Author of Be Ready for Anything and Bloom Where You’re Planted online course
Instant Pots and other countertop pressure cookers are great for getting a meal on the table fast. But for all the people asking if you can use them for pressure canning low acid foods, the answer is a decisive NO.
First, let’s backtrack to some pressure canning 101. If you plan to preserve meat or vegetables, they must be pressure canned because of their low acid content. Low-acid foods have to be preserved at a higher temperature than high-acid foods. The low-acid environment welcomes the growth of bacteria like botulism, a form of food poisoning that can cause permanent nerve damage or even death.
Pressure canning exceeds the temperature of water bath canning, getting your product into the safety zone. The temperature must reach 240 degrees Fahrenheit, which can only be achieved through steam under pressure. All vegetables (except for tomatoes which are botanically a fruit), meats, seafood, and poultry, must be preserved in a pressure canner.
Pressure canners and pressure cookers aren’t the same things.
A lot of folks think that using a pressure cooker for canning foods will work and part of this is because of the incorrect information included in the package of the cookers. According to Food Safety News:
Some manufacturers of electric multi-cooker appliances have been including directions for home canning with their products since they began marketing them, according to the National Center for Home Food Preservation. The companies have not done process development work to document temperatures throughout the units remain at a given pressure and throughout the whole process time, according to the Center. (source)
But pressure cookers haven’t been proven by the National Center for Food Preservation to reach and maintain the correct temperatures to keep your food safe.
“A common misconception about home canning is that the goal is to get the jar to seal. While having a strong seal is important, the most critical factor is whether the food inside the jar is safe to consume,” according to information from Penn State. “When food is heated inside the jar during the canning process, factors such as the density of the food, size of the food pieces, and size of the jar are figured into the process calculation.
“The entire thermal process including the heat-up to cool-down steps contribute to the destruction of harmful microorganisms. Electric multi-cookers tend to heat up and cool down quickly. Since heat transfer has not been specifically studied in this environment with this type of appliance, it is not recommended to use the canning feature of electric multi-cookers.”
…“We do not know if proper thermal process development work has been done in order to justify the canning advice that is distributed with these pressure multi-cooker appliances. What we do know is that our canning processes are not recommended for use in electric pressure multi-cookers at this time,” according to the center.
The center does have instructions for the public on proper canning techniques using stove-top pressure cookers, but those instructions to not apply to electric multi-cooker appliances. Even if such cookers have buttons or settings for “canning” or “steam canning” the devices should not be used for such purposes.
“Bacteria are not killed in the food only during the process time; the time it takes the canner to come up to pressure, the process time, and the cool-down time all matter,” according to the center. (source)
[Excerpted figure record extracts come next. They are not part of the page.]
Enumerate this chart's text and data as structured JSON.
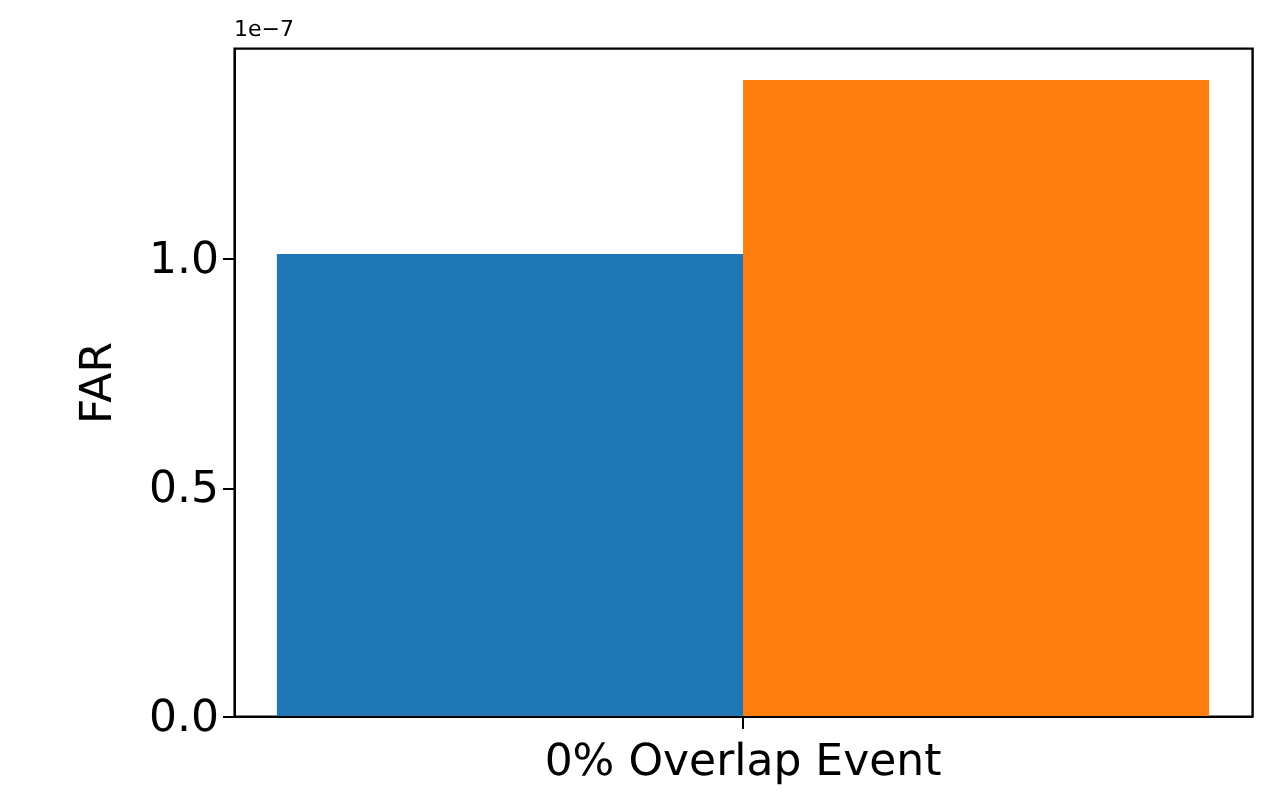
{
  "chart_data": {
    "type": "bar",
    "ylabel": "FAR",
    "categories": [
      "0% Overlap Event"
    ],
    "series": [
      {
        "color": "#1f77b4",
        "values": [
          1.01
        ]
      },
      {
        "color": "#ff7f0e",
        "values": [
          1.39
        ]
      }
    ],
    "ylim": [
      0,
      1.46
    ],
    "yticks": [
      {
        "value": 0,
        "label": "0.0"
      },
      {
        "value": 0.5,
        "label": "0.5"
      },
      {
        "value": 1,
        "label": "1.0"
      }
    ],
    "annotations": [
      "1e−7"
    ],
    "grid": false
  }
}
It’s just not worth the risk when you can get a pressure canner for less than $100.
Get The Prepper’s Canning Guide
How to Pressure Can When You Have a Glass Top Stove
There are no shortcuts in canning.
There aren’t any shortcuts in canning. Just ask the Washington man who ended up paralyzed by botulism after consuming some improperly canned game.
Let me be as clear as possible. THERE ARE NO SHORTCUTS IN CANNING. You have to do things properly, adhering to tested methods that result in the safest possible product. Would you risk the above scenario happening to your child, all because you don’t want to use a pressure canner? It’s really not difficult at all. The Prepper’s Canning Guide provides simple, step-by-step instructions that will walk you through the methods of making your home-preserved food as safe as possible.
We have the equipment available to make things far safer than Grandma did. The refusal to use it would be like refusing to put your infant in a car seat or refusing to ask your toddler to buckle up in the car. We know these things are safe, so we do them, despite the fact that most of us survived many a car ride standing on the center armrest of the front seat, gleefully watching the road ahead while keeping one hand on the parent beside us for balance.
I strongly encourage the home preservation of food. It’s simple, inexpensive, and fun. Just do it safely, follow instructions, and remember, THERE ARE NO ACCEPTABLE SHORTCUTS IN CANNING. Just because your great grandmother didn’t die from botulism, it doesn’t mean you or your loved ones won’t. It’s simply not worth the risk.
This is too funny. I was just looking up this information yesterday.
I calculated the total force inside of my “smaller” sized 16Qt. Pressure canner, based on measured and approximated internal surface area and the pressure required at my altitude. My unit will generate about 8,000 lbs of force during the normal canning process. The safety blows at something like 12,000 lbs. Larger ones will be higher pressures due to increased size. Do you really want to trust a little countertop model with your safety?